La Nueva Agenda Urbana, por su parte, supone un claro avance que aun debiera profundizarse en materia de cómo la mayor exposición que suponen los contextos urbanos representa nuevos patrones de riesgo. Y, por tanto, hace necesarios nuevos planteamientos para abordarlos.
Frente a la fragmentación de las agendas internacionales a la que estamos haciendo referencia, como propone el GAR para entender los riesgos es necesario comprender qué sabemos y qué no sabemos, e incluso, intentar poner remedio a aquellos aspectos que desconocemos. El riesgo reviste una gran complejidad. Tenemos que entender cómo se afronta sin recurrir a medidas reduccionistas que los aíslan e ignoran su naturaleza sistémica. Debemos revocar las instituciones, los enfoques de gobernanza y las modalidades de investigación que tratan los riesgos de manera aislada y fuera de sus contextos socioecológicos y socioeconómicos.

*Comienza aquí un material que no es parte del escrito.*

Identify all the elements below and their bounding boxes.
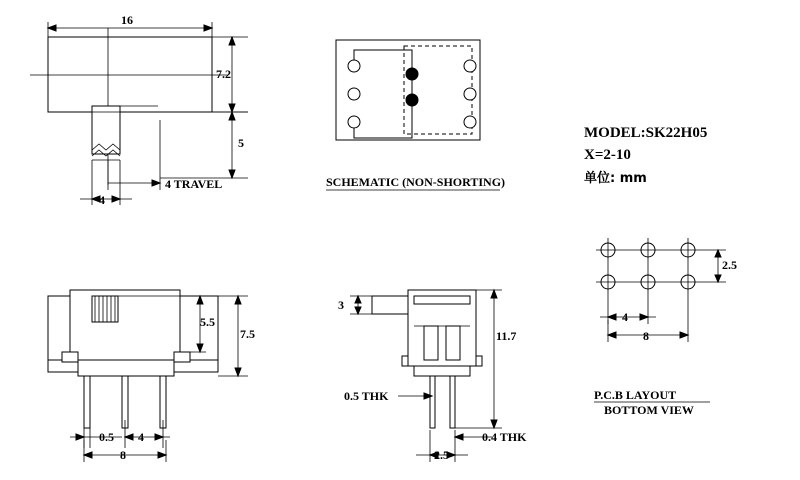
top-view-lever-width-label: 4 (99, 193, 105, 207)
model-label: MODEL:SK22H05 (584, 125, 708, 141)
top-view-height-label: 7.2 (216, 67, 231, 81)
front-view-pin-dia-label: 0.5 (99, 430, 114, 444)
front-view-total-width-label: 8 (120, 448, 126, 462)
front-view-body-height-label: 7.5 (240, 327, 255, 341)
side-view-thk1-label: 0.5 THK (344, 389, 389, 403)
top-view-body (48, 37, 212, 112)
pcb-layout-view (596, 238, 726, 342)
schematic-diagram (336, 40, 480, 140)
pcb-total-width-label: 8 (643, 329, 649, 343)
pcb-row-pitch-label: 2.5 (722, 258, 737, 272)
pcb-hole-pitch-label: 4 (622, 310, 628, 324)
top-view-lever-height-label: 5 (238, 136, 244, 150)
side-view (350, 290, 502, 462)
front-view (48, 290, 248, 462)
side-view-total-height-label: 11.7 (496, 329, 517, 343)
side-view-depth-label: 2.5 (434, 448, 449, 462)
side-view-thk2-label: 0.4 THK (482, 430, 527, 444)
front-view-pin-pitch-label: 4 (138, 430, 144, 444)
schematic-caption: SCHEMATIC (NON-SHORTING) (326, 175, 506, 189)
front-view-knob-height-label: 5.5 (200, 315, 215, 329)
top-view-dim-lever-width (80, 160, 132, 205)
side-view-knob-length-label: 3 (338, 298, 344, 312)
pcb-caption-line2: BOTTOM VIEW (604, 403, 694, 417)
pcb-caption-line1: P.C.B LAYOUT (594, 388, 677, 402)
top-view-width-label: 16 (121, 13, 133, 27)
x-range-label: X=2-10 (584, 147, 631, 163)
top-view-travel-label: 4 TRAVEL (165, 177, 223, 191)
top-view-dim-5 (160, 112, 248, 178)
unit-label: 单位: mm (584, 171, 647, 186)
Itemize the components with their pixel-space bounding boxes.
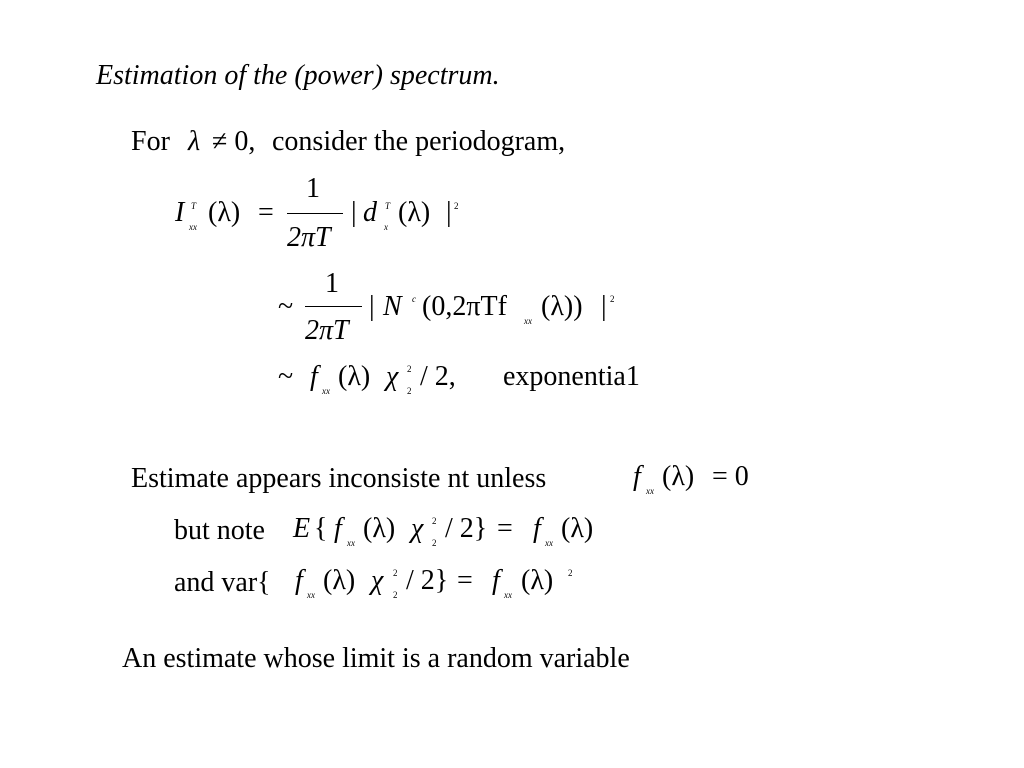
eq3-tilde: ~ — [278, 361, 294, 392]
mean-chi-sub: 2 — [432, 538, 437, 548]
eq3-chi-sup: 2 — [407, 364, 412, 374]
eq2-den: 2πT — [305, 315, 349, 346]
eq1-num: 1 — [306, 173, 320, 204]
mean-rhs-f: f — [533, 513, 541, 544]
intro-lambda: λ — [188, 126, 201, 157]
eq1-arg: (λ) — [208, 197, 241, 228]
mean-arg: (λ) — [363, 513, 396, 544]
eq3-arg: (λ) — [338, 361, 371, 392]
intro-rest: consider the periodogram, — [272, 126, 566, 157]
eq2-tilde: ~ — [278, 291, 294, 322]
eq1-sub-xx: xx — [189, 222, 197, 232]
variance-rhs-sub: xx — [504, 590, 512, 600]
consistency-f: f — [633, 461, 641, 492]
variance-chi: χ — [371, 565, 384, 596]
mean-eq: = — [497, 513, 513, 544]
variance-lead: and var{ — [174, 567, 271, 598]
variance-div: / 2} — [406, 565, 449, 596]
eq3-f: f — [310, 361, 318, 392]
consistency-sub-xx: xx — [646, 486, 654, 496]
eq2-sup-c: c — [412, 294, 416, 304]
intro-neq-zero: ≠ 0, — [212, 126, 256, 157]
mean-rhs-sub: xx — [545, 538, 553, 548]
mean-brace: { — [314, 513, 328, 544]
eq1-den: 2πT — [287, 222, 331, 253]
consistency-text: Estimate appears inconsiste nt unless — [131, 463, 547, 494]
variance-rhs-f: f — [492, 565, 500, 596]
eq3-chi-sub: 2 — [407, 386, 412, 396]
eq1-d-sup-T: T — [385, 201, 391, 211]
eq1-d-sub-x: x — [384, 222, 388, 232]
variance-chi-sup: 2 — [393, 568, 398, 578]
variance-f: f — [295, 565, 303, 596]
eq1-square: 2 — [454, 201, 459, 211]
variance-eq: = — [457, 565, 473, 596]
eq2-args: (0,2πTf — [422, 291, 507, 322]
eq3-div: / 2, — [420, 361, 456, 392]
variance-rhs-arg: (λ) — [521, 565, 554, 596]
eq2-fraction-bar — [305, 306, 362, 307]
variance-chi-sub: 2 — [393, 590, 398, 600]
slide-title: Estimation of the (power) spectrum. — [96, 60, 500, 91]
mean-f: f — [334, 513, 342, 544]
variance-arg: (λ) — [323, 565, 356, 596]
mean-chi-sup: 2 — [432, 516, 437, 526]
mean-chi: χ — [411, 513, 424, 544]
eq2-num: 1 — [325, 268, 339, 299]
mean-E: E — [293, 513, 311, 544]
variance-sub-xx: xx — [307, 590, 315, 600]
eq2-tail: (λ)) — [541, 291, 583, 322]
intro-for: For — [131, 126, 170, 157]
eq1-sup-T: T — [191, 201, 197, 211]
variance-rhs-square: 2 — [568, 568, 573, 578]
consistency-arg: (λ) — [662, 461, 695, 492]
eq1-d: d — [363, 197, 377, 228]
eq2-N: N — [383, 291, 402, 322]
eq1-d-arg: (λ) — [398, 197, 431, 228]
eq2-abs-close: | — [601, 291, 607, 322]
eq2-abs-open: | — [369, 291, 375, 322]
eq2-square: 2 — [610, 294, 615, 304]
mean-sub-xx: xx — [347, 538, 355, 548]
eq1-abs-open: | — [351, 197, 357, 228]
eq2-sub-xx: xx — [524, 316, 532, 326]
eq3-label: exponentia1 — [503, 361, 640, 392]
eq1-fraction-bar — [287, 213, 343, 214]
eq3-sub-xx: xx — [322, 386, 330, 396]
mean-div: / 2} — [445, 513, 488, 544]
mean-rhs-arg: (λ) — [561, 513, 594, 544]
mean-lead: but note — [174, 515, 265, 546]
eq1-I: I — [175, 197, 185, 228]
eq1-abs-close: | — [446, 197, 452, 228]
consistency-eq: = 0 — [712, 461, 749, 492]
eq1-equals: = — [258, 197, 274, 228]
conclusion-text: An estimate whose limit is a random variable — [122, 643, 630, 674]
eq3-chi: χ — [386, 361, 399, 392]
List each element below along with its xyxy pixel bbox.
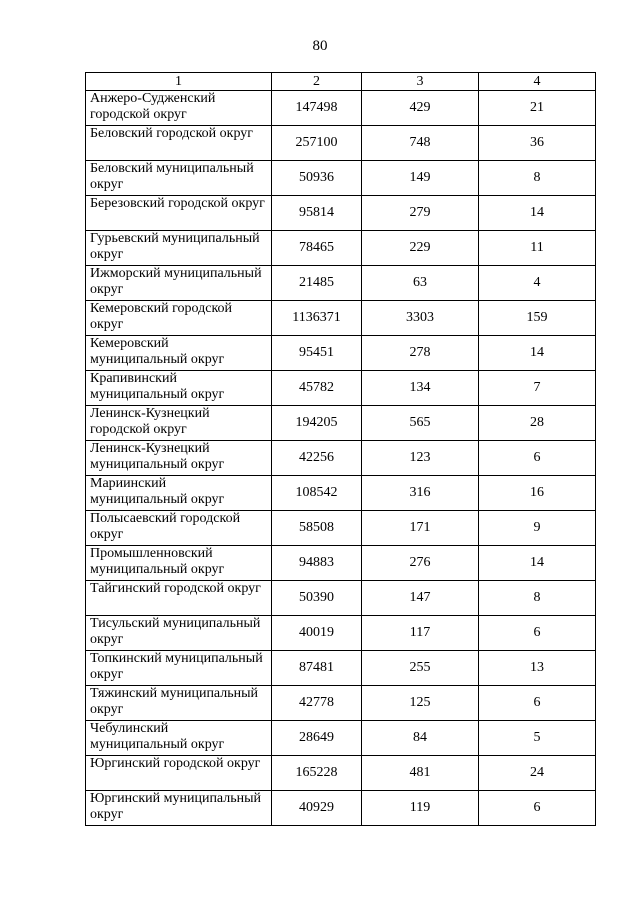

Este es el reto a escala internacional: incorporar el riesgo como una dimensión sustancial en cualquier política pública que pretenda el bienestar de la comunidad. Y, por supuesto, que esto sea una prioridad de la cooperación internacional.
En el plano nacional, el Estado español no ha sido especialmente activo en esta materia. Una baja percepción del riesgo, un enfoque muy anticuado frente a los desastres y planes centrados excesivamente en la respuesta y muy escasamente en las tareas de prevención, preparación o mitigación, unido a una distribución competencial compleja y a un marco jurídico obsoleto, han hecho que, pese a haber firmado tanto en Marco de Acción de Hyogo como el de Sendai, España no haya avanzado mucho en el cumplimiento de lo allí acordado.
Desde nuestro Instituto hemos tratado de incorporar estos temas a la agenda de la cooperación internacional para el desarrollo y la acción humanitaria y dos recientes publicaciones inciden en este tema. El informe La planificación basada en el riesgo en la Cooperación Española. Propuestas para el futuro, realizada con el apoyo financiero de la Agencia Española de Cooperación Internacional para el Desarrollo (AECID) pretende, precisamente, dar pistas para incorporar el enfoque de riesgos en nuestra cooperación.
Por otra parte, el IECAH dentro del consorcio INSPIRE ha participado en la elaboración y en la traducción al español de las nuevas directrices y nota de orientación sobre preparación ante desastres de la DG ECHO, Oficina Humanitaria de la Comisión Europea. Este documento amplía la visión de la preparación ante desastres en el ámbito humanitario e incorpora importantes novedades en materia de acción anticipatoria, enfoque basado en el riesgo, concretando las posibilidades de financiación por parte de la DG ECHO de proyectos de preparación.
El sector de cooperación internacional y acción humanitaria cuenta, por tanto, con herramientas que deben permitir fortalecer este aspecto de nuestro trabajo.